Cela m'a pris d'un coup ! Comme une crise de paludisme, mais pas malade. Le garage, peinard à l'écart de la maison, devait être rangé. A chaque visite inopinée le même constat : la pagaille. Et celui de Truc, si propre, si bien rangé. Et celui de Machin, on pourrait manger dedans. Et cet autre de Bidule, où rien ne dépasse, où rien ne traîne. Des arguments qui s'accomodent mal avec ma vision des choses. S'ils sont si maniaques, ces Truc, Bidule et Machin, c'est leur affaire; qu'ils restent dans leurs beaux garages et cessent de tenter de me faire honte.
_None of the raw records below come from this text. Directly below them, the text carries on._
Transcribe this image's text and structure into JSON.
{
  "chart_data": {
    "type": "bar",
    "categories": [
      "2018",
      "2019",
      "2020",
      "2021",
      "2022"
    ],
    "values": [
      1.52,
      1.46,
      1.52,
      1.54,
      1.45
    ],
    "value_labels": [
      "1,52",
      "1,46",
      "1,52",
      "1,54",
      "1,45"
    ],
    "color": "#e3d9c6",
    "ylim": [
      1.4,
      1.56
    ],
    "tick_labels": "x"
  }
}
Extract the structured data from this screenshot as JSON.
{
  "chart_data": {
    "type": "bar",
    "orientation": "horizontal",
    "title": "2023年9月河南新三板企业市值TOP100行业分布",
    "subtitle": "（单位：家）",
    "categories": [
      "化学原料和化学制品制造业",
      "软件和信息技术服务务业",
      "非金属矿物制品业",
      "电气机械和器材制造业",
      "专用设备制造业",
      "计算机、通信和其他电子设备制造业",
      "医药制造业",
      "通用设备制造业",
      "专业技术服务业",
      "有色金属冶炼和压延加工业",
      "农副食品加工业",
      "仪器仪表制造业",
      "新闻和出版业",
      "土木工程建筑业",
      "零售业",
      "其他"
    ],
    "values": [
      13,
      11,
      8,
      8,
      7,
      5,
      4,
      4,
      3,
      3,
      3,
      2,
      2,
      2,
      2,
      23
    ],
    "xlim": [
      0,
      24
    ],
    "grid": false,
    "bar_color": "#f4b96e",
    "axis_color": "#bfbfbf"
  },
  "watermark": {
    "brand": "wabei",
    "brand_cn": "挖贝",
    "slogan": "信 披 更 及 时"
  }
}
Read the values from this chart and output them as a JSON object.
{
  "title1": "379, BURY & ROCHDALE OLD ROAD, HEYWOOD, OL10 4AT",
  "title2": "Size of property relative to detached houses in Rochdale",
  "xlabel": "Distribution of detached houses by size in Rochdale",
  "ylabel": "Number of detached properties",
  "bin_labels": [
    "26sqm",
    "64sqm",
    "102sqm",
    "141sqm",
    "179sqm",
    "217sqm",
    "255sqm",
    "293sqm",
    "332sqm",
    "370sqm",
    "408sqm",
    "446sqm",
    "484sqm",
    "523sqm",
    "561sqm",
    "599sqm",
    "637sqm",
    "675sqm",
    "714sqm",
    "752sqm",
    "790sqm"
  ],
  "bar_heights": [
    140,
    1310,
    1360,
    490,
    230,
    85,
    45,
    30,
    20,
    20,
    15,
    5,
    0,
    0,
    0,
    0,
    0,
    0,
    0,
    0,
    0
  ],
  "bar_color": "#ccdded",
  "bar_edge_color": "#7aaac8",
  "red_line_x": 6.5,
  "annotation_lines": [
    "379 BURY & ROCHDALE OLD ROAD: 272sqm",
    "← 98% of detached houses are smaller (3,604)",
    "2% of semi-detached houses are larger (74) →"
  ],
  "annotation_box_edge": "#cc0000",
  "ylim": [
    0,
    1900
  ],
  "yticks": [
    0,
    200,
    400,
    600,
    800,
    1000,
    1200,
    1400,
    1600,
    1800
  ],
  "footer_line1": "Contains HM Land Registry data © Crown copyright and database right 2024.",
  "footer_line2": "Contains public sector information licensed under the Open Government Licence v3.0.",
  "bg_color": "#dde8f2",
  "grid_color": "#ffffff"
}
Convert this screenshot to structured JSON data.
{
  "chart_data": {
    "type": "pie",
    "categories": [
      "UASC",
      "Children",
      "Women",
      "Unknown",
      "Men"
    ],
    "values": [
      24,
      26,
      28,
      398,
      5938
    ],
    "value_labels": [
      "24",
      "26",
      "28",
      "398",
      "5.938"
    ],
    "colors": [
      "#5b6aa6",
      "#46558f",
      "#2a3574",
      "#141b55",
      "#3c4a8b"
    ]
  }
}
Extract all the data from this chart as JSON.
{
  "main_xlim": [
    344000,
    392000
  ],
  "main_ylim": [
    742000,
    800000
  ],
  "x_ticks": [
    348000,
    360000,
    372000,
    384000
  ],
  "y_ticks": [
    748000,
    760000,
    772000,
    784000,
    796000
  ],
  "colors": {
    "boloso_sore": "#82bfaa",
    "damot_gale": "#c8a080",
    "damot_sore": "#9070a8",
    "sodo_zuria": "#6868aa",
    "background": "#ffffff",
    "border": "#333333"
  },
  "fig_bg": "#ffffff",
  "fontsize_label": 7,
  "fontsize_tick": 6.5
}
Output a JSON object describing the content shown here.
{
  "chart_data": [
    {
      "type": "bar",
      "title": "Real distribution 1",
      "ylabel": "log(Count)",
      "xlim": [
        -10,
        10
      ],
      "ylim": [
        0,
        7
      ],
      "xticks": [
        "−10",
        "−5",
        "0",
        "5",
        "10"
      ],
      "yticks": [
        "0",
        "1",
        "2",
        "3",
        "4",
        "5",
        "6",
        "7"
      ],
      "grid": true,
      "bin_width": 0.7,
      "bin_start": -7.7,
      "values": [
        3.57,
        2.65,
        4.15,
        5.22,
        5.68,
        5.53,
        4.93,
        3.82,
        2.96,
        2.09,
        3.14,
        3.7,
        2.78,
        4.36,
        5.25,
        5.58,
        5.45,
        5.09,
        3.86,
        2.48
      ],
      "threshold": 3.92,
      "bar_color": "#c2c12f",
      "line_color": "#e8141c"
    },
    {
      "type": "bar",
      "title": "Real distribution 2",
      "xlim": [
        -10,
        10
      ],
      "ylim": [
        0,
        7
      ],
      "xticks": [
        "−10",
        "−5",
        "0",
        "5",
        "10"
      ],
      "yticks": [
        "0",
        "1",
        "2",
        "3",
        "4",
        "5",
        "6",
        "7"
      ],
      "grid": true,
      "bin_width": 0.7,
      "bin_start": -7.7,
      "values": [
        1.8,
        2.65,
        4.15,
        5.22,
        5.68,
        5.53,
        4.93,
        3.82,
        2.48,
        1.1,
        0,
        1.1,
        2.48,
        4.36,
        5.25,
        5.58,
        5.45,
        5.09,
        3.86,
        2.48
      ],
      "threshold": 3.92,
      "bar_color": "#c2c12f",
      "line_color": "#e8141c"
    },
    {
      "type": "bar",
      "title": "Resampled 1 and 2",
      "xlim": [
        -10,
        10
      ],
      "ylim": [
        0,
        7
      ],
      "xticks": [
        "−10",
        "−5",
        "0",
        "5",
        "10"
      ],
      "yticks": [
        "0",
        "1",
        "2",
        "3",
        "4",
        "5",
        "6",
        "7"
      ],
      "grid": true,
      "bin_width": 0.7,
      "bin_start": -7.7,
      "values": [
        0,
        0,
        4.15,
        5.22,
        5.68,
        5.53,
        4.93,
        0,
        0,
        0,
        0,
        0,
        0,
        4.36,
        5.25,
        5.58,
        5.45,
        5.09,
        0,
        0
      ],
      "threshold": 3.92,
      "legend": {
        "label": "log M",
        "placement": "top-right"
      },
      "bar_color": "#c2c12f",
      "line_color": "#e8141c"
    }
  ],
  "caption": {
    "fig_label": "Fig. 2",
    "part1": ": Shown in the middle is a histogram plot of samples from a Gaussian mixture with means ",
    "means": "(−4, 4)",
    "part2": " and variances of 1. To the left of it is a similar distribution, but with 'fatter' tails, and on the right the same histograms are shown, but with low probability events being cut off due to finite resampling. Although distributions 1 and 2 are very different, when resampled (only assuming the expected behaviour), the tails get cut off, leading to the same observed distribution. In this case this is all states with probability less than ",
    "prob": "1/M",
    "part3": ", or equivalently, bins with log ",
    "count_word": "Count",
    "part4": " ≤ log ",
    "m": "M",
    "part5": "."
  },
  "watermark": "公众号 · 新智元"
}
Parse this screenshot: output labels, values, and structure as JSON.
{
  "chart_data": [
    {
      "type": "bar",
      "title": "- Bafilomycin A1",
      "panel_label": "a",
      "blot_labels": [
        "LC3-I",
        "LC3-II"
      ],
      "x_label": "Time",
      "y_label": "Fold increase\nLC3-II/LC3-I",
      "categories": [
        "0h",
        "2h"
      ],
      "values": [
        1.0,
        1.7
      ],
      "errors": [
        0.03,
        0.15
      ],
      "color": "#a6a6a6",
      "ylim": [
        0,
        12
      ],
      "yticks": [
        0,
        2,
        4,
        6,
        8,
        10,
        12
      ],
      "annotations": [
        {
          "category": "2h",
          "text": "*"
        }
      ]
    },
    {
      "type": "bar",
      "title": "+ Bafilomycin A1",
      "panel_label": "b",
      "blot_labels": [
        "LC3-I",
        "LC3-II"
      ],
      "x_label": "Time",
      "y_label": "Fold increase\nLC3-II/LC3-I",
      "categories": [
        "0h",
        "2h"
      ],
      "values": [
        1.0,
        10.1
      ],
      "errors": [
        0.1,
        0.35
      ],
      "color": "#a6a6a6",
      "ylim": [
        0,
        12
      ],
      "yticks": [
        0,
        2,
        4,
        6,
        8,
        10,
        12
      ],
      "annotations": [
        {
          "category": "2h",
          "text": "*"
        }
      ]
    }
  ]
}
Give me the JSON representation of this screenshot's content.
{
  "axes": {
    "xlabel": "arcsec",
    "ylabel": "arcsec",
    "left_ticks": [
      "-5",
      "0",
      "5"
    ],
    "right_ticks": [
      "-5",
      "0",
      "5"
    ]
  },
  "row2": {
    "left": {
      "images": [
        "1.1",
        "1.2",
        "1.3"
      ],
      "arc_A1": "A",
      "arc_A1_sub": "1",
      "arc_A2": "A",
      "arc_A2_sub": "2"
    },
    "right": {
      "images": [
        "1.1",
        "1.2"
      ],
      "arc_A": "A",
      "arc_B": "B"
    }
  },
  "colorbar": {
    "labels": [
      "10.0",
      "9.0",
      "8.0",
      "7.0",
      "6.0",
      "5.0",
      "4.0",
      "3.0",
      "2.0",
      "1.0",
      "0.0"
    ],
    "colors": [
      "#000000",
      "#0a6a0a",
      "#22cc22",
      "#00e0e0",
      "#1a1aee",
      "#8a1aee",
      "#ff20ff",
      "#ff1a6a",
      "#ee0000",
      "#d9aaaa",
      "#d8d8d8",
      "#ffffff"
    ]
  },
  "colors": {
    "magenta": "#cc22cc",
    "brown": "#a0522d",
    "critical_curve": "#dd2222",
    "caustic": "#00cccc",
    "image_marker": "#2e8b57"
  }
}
Car ce foutoir, c'est le mien, ce n'est pas un salon, et je m'y retrouve aisément. Certes, un peu d'ordre ne ferait pas de mal, mais de là à le maintenir en permanence impeccable il y a un pas que je ne franchirai pas. Ce petit coin où mon côté bordelique s'exprime peu à peu n'est à la vue de personne, et celui qui y pénètre n'a qu'à y voir qu'un garage. D'ailleurs, lui et moi nous entendons très bien.
- Je te pose le tas de cartons dans ce coin ?.
- OK répond-il, toujours prêt à faire une petite place entre le pulvérisateur et la brouette..
Et à l'inverse :
- Que cherches-tu ? s'enquiert-il en me voyant entrer les mains vides.
- Un tounevis cruciforme et un crayon.
- Le tournevis est à sa place, dans la petite armoire, et le crayon sur l'établi et sous les disques abrasifs que tu as ramenés de la maison.
Et voilà, hier j'ai craqué et j'ai rangé. Et je suis bien conscient qu'il me faudra un peu de temps et d'énervement pour retrouver cet outil que j'ai vu mille fois sous les vieux chiffons et dont quelqu'un a dû se servir sans le remettre à sa place.